Despite various factors such as gender, surgery details, and treatments not significantly affecting the functional outcome, the study did find that patients with a higher level of sports performance prior to diagnosis were more likely to achieve a higher level of sports performance after the DHR procedure.
The study analyzed the outcomes of 24 patients who underwent DHR using a single-design modular implant, of which 14 patients died, leaving a study cohort of 10 patients with a median age of 30 years on the day of surgery.

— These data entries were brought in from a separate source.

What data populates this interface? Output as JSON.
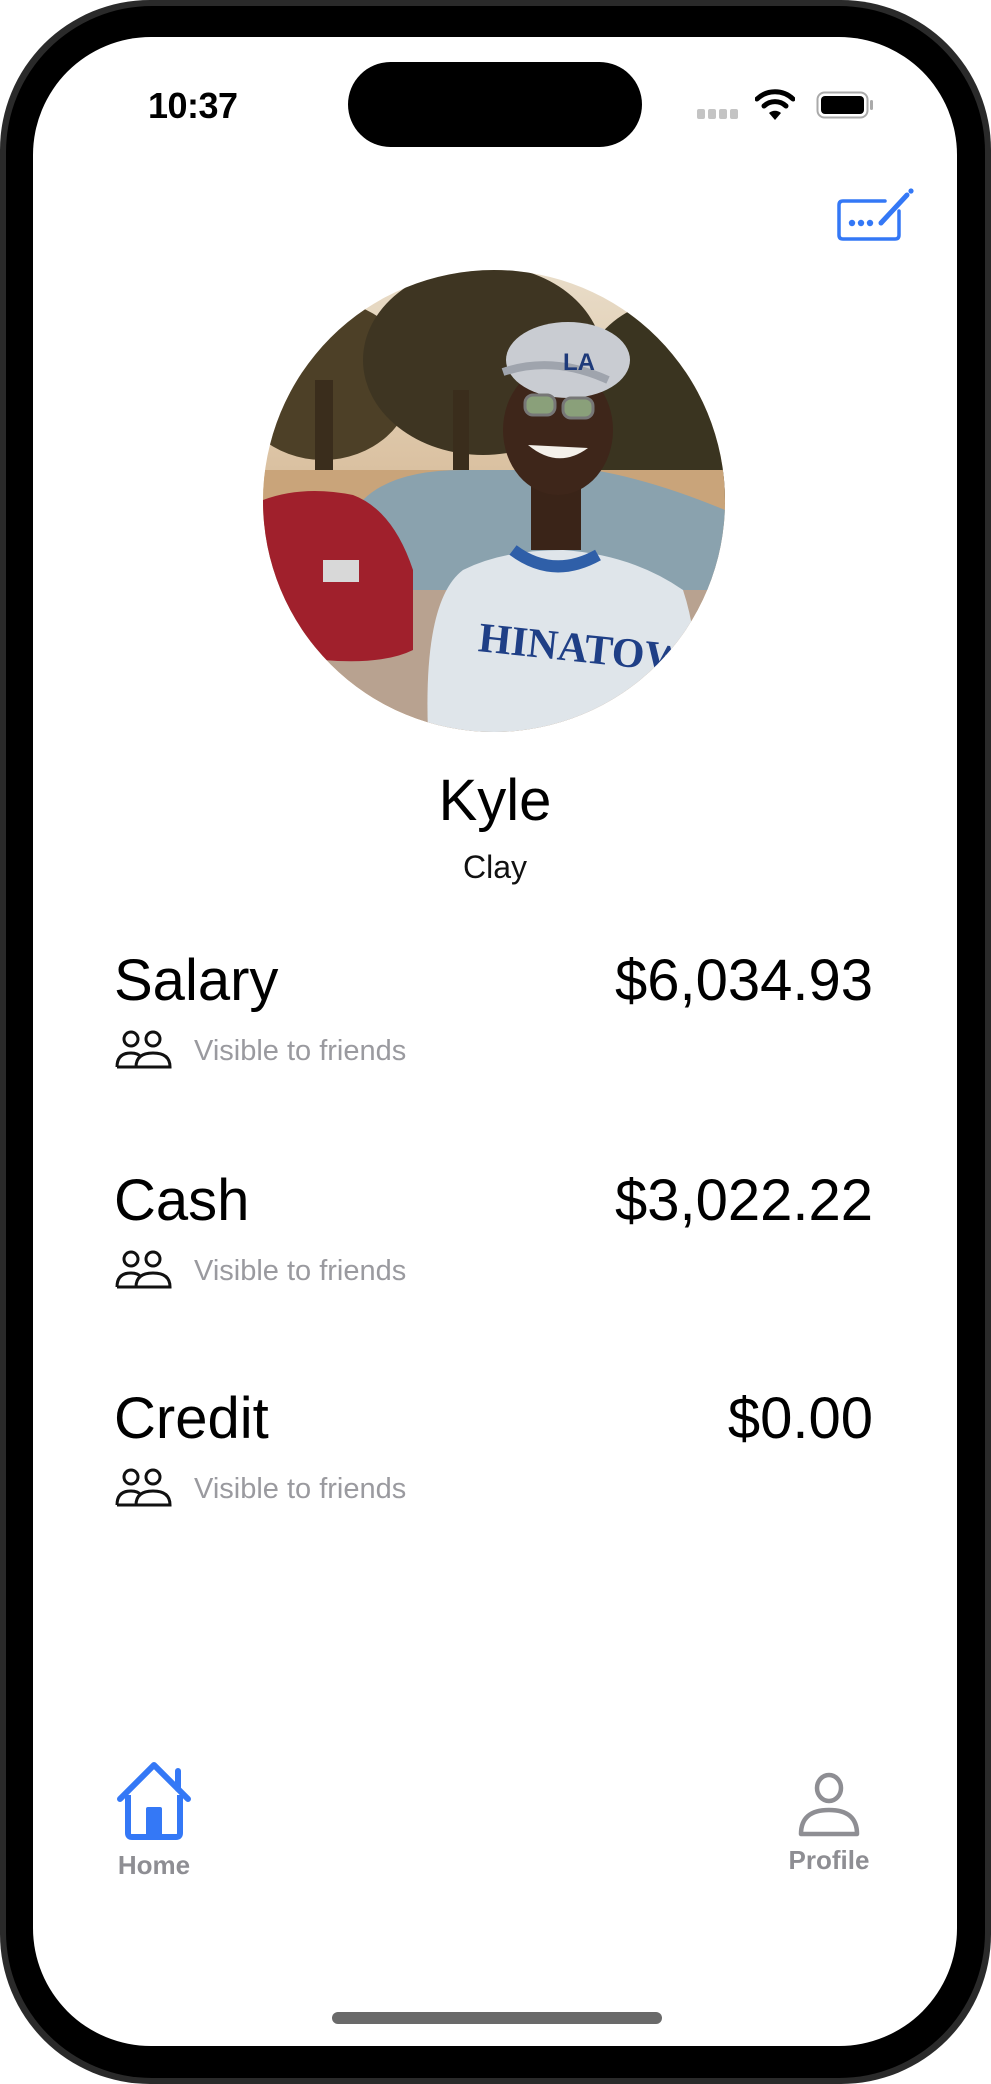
{
  "status_bar": {
    "time": "10:37",
    "icons": [
      "signal-dots-icon",
      "wifi-icon",
      "battery-icon"
    ]
  },
  "header": {
    "edit_button_icon": "signature-pencil-icon"
  },
  "profile": {
    "avatar_alt": "Profile photo of a smiling man in a cap and a CHINATOWN t-shirt in a parking lot",
    "first_name": "Kyle",
    "last_name": "Clay"
  },
  "accounts": [
    {
      "label": "Salary",
      "amount": "$6,034.93",
      "visibility": "Visible to friends",
      "visibility_icon": "two-people-icon"
    },
    {
      "label": "Cash",
      "amount": "$3,022.22",
      "visibility": "Visible to friends",
      "visibility_icon": "two-people-icon"
    },
    {
      "label": "Credit",
      "amount": "$0.00",
      "visibility": "Visible to friends",
      "visibility_icon": "two-people-icon"
    }
  ],
  "tab_bar": {
    "tabs": [
      {
        "label": "Home",
        "icon": "house-icon",
        "active": true
      },
      {
        "label": "Profile",
        "icon": "person-icon",
        "active": false
      }
    ]
  },
  "colors": {
    "accent": "#3478f6",
    "inactive": "#8e8e93",
    "secondary_text": "#9a9a9f"
  }
}
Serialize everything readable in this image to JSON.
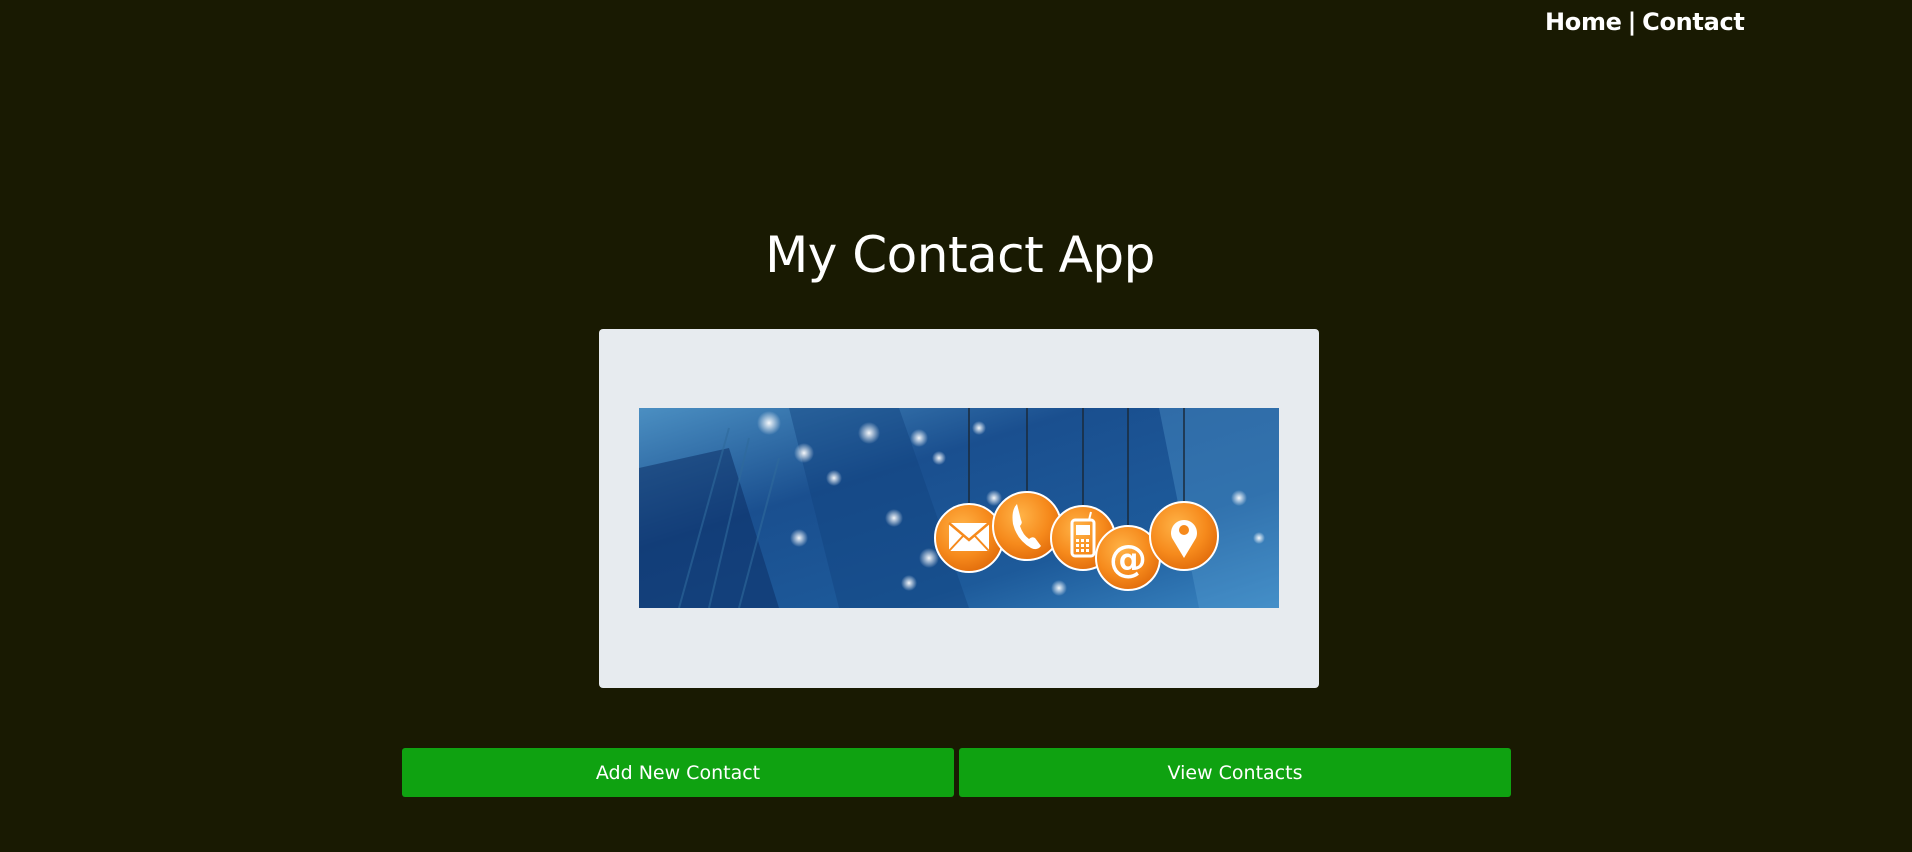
{
  "nav": {
    "home_label": "Home",
    "separator": "|",
    "contact_label": "Contact"
  },
  "header": {
    "title": "My Contact App"
  },
  "actions": {
    "add_label": "Add New Contact",
    "view_label": "View Contacts"
  },
  "banner": {
    "icons": [
      "envelope-icon",
      "phone-icon",
      "mobile-phone-icon",
      "at-sign-icon",
      "location-pin-icon"
    ]
  },
  "colors": {
    "page_background": "#191a02",
    "card_background": "#e7ebef",
    "button_green": "#0fa211",
    "icon_orange": "#f68a1c"
  }
}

After a median follow-up period of 230 months, the researchers assessed the patients’ functional outcomes using several scoring systems. The results found that the median Musculoskeletal Tumor Society score was 19, indicating a reasonably good functional outcome. The median Toronto Extremity Salvage Score was 79, reflecting a high degree of limb functionality and quality of life. The median Subjective Evaluation Scale score, measuring patients’ self-perception of functional ability, was 38%. The median Toronto Score, assessing pain and range of motion, was 6, indicating satisfactory results. Finally, the median Western Ontario Shoulder (WAS) score, which evaluates the patients’ ability to engage in sports activities, was 3.
Schneider KN, Ellerbrock M, Gosheger G, et al. Distal Humeral Replacement in Patients with Primary Bone Sarcoma: The Functional Outcome and Return to Sports. Cancers (Basel). 2023;15(13):3534. doi: 10.3390/cancers15133534. PMID: 37444644.